Juan Pratginestós Nascido em Barcelona, Espanha, vive desde 1962 em Brasília e fotografa desde o início dos anos 80. A mostra apresenta 25 imagens da exposição Janelas que passam, realizada em 2005, sobre passageiros de ônibus em Brasília. Até 24 de maio, de segunda a sexta, das 14h às 19h, no Espaço Cena (205 Norte). Entrada franca e livre. Telefone: 3349-6028.

Mestres da gravura na coleção da Fundação Biblioteca Nacional

São 171 gravuras de 81 artistas que retratam quatro séculos, do século 15 ao 18. Com obras de mestres como Albrecht Dürer (Alemanha), Rembrandt Harmenszoon van Rijn (Holanda), Giovanni Battista Piranesi (Itália), Jacques Callot (França), William Hogarth (Inglaterra) e Francisco José de Goya y Lucientes (Espanha). Até 22 de abril, de terça a domingo, das 10h às 19h, no Museu Nacional dos Correios. Entrada franca e livre. Telefone: 3426-2955.

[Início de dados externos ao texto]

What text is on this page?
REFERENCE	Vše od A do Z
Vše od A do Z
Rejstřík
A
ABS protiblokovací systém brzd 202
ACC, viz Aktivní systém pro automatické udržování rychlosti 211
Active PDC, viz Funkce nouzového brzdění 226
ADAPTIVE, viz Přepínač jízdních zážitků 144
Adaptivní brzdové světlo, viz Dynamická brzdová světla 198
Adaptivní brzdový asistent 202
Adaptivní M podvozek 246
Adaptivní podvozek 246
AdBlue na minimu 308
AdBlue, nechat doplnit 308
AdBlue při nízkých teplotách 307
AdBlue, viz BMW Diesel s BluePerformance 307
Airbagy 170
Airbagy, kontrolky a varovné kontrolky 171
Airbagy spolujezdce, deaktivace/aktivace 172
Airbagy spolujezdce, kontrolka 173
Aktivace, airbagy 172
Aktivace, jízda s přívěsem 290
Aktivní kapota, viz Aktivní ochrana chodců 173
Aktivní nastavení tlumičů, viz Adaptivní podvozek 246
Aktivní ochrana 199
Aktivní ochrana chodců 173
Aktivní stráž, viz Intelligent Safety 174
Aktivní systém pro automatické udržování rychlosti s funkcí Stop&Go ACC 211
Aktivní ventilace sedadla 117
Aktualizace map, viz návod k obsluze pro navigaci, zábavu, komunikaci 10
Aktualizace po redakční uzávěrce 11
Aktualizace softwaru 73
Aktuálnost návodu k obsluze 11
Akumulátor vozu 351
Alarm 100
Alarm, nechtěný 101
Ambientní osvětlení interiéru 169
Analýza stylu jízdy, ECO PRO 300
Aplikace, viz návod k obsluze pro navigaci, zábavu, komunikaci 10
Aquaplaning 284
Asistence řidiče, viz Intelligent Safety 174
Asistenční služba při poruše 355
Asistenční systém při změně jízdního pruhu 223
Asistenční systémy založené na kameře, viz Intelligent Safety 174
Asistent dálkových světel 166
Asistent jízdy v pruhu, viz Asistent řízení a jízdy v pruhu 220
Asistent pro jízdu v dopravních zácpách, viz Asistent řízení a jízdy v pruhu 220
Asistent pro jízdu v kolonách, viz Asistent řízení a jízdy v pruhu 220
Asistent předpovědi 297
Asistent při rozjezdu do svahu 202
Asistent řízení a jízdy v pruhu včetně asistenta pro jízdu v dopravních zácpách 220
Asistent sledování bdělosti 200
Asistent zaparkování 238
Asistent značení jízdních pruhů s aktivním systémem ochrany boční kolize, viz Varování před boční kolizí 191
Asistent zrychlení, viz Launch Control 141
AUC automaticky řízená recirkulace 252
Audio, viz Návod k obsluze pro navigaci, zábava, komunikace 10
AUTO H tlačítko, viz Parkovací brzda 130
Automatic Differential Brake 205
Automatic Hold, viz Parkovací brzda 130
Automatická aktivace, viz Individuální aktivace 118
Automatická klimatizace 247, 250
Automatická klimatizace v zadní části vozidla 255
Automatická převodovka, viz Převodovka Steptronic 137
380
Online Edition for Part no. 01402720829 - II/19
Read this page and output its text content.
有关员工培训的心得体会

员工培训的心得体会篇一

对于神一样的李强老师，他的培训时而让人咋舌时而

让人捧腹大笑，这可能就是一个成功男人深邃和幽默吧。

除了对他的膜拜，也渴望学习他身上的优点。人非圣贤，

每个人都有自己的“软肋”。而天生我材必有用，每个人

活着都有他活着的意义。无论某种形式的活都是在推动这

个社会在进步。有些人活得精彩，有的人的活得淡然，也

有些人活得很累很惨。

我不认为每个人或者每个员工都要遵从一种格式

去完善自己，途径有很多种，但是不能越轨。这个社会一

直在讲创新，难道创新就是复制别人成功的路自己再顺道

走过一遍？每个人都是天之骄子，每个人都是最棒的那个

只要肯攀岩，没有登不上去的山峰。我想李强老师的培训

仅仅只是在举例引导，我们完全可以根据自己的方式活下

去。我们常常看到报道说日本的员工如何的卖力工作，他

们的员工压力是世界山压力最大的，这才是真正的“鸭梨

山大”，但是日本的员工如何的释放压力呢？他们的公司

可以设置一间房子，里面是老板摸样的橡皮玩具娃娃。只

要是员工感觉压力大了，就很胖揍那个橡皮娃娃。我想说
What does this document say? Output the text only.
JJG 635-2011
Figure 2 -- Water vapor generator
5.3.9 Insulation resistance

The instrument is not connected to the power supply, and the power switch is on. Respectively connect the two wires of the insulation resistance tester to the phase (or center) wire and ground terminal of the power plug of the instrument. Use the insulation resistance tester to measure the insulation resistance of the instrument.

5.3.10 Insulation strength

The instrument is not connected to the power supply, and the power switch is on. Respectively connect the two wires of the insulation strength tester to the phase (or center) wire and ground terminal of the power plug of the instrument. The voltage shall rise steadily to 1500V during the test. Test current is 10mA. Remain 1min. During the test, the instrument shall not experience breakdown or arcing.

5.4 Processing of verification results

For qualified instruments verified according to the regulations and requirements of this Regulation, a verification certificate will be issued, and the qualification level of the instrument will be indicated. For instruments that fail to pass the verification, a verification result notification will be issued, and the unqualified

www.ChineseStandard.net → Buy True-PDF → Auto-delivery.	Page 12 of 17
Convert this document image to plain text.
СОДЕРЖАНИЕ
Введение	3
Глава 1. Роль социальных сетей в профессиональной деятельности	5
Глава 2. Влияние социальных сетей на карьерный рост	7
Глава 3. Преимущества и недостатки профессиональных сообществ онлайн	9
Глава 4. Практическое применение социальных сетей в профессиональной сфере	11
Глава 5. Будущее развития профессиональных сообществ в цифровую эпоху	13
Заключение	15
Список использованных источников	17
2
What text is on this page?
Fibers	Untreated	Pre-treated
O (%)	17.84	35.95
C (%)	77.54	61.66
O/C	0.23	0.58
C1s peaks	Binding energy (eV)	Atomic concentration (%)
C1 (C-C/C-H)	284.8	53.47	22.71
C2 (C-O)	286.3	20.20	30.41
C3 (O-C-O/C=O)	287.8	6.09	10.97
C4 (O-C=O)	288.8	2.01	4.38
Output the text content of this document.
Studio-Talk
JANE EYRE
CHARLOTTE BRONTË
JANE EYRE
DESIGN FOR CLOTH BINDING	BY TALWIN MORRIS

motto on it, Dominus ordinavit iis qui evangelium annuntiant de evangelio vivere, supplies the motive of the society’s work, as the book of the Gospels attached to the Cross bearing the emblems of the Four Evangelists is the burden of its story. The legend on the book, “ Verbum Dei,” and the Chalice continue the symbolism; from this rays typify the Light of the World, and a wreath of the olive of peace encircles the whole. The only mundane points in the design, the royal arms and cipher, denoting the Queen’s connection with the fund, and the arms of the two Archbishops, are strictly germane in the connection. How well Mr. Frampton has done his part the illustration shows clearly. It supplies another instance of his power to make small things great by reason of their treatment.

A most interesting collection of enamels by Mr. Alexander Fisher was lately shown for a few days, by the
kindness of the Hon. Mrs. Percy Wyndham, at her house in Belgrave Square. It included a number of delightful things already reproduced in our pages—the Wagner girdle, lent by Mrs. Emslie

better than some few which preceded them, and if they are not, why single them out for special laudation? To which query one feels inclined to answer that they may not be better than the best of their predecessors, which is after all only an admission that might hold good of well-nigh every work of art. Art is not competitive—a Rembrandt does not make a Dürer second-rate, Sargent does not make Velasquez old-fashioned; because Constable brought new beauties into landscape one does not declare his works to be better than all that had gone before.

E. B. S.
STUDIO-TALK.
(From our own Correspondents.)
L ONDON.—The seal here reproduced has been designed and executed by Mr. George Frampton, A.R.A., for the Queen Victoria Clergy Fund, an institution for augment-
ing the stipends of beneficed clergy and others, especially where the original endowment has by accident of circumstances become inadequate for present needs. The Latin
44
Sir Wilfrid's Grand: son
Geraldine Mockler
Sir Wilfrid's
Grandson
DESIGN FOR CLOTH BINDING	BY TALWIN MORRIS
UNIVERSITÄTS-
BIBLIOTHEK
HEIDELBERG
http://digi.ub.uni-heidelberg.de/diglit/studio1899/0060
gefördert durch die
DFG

Pixinguinha Projeto em parceria com o neto do artista, Marcelo Vianna, que colocou à disposição o acervo familiar. A exposição está dividida em 12 salas e o visitante pode ver de perto o saxofone e a flauta usados por Pixinguinha (1897-1973), documentos pessoais, gravatas, chapéu, discos, condecorações e principalmente fotografias e vídeos que recuperam imagens de época. Até 6 de maio, de terça a domingo, das 9h às 21h, no CCBB. Entrada franca e livre. Telefone: 3108-7600.

Zeróis: Ziraldo na tela grande São 44 telas em grandes formatos, resultantes de mais de três anos de trabalho do artista, executados a partir dos cartuns Zeróis, desenhados por Ziraldo na década de 1960. No local, o público poderá conhecer de perto os personagens que estão transfigurados em pinturas que ampliam seu significado nas releituras de artistas como Picasso, Velázquez, Goya, Dali, Grant Wood, Hopper, Mathieu, Lichtenstein ou Warhol. Até 29 de abril, de terça a domingo, das 9h às 18h30, no Museu Nacional. Entrada franca e livre. Telefone: 3033-2912.

Teatro

A fabulosa comédia – sobre vovós e lobos

Reúne personagens de diversos contos de fadas, em uma trama com muito humor, marcada por acontecimentos fabulosos e personagens carismáticos. Com visão moderna e adulta, a Cia. SeteBelos utiliza diversas linguagens para contar a fantástica história. 5 a 15 de abril, de quinta a sábado, às 21h; domingo, às 20h, no Teatro Nacional. Ingresso (inteira): R$ 50. Classificação 12 anos. Telefone: 3034-6560.

A mecânica das borboletas Dirigida por Paulo de Moraes. Com Suzana Faini, Eriberto Leão, Ana Kutner e Erom Cordeiro, a peça de Walter Daguerre narra a história de gêmeos que se separam na adolescência e se reencontram 20 anos depois, remexendo no delicado terreno do passado e desestabilizando as certezas que cada um criou para si. Até 8 de abril, quinta a sábado, às 21h; domingo, às 20h, no CCBB. Ingresso (inteira): R$ 6. Classificação 14 anos. Telefone: 3108-7600.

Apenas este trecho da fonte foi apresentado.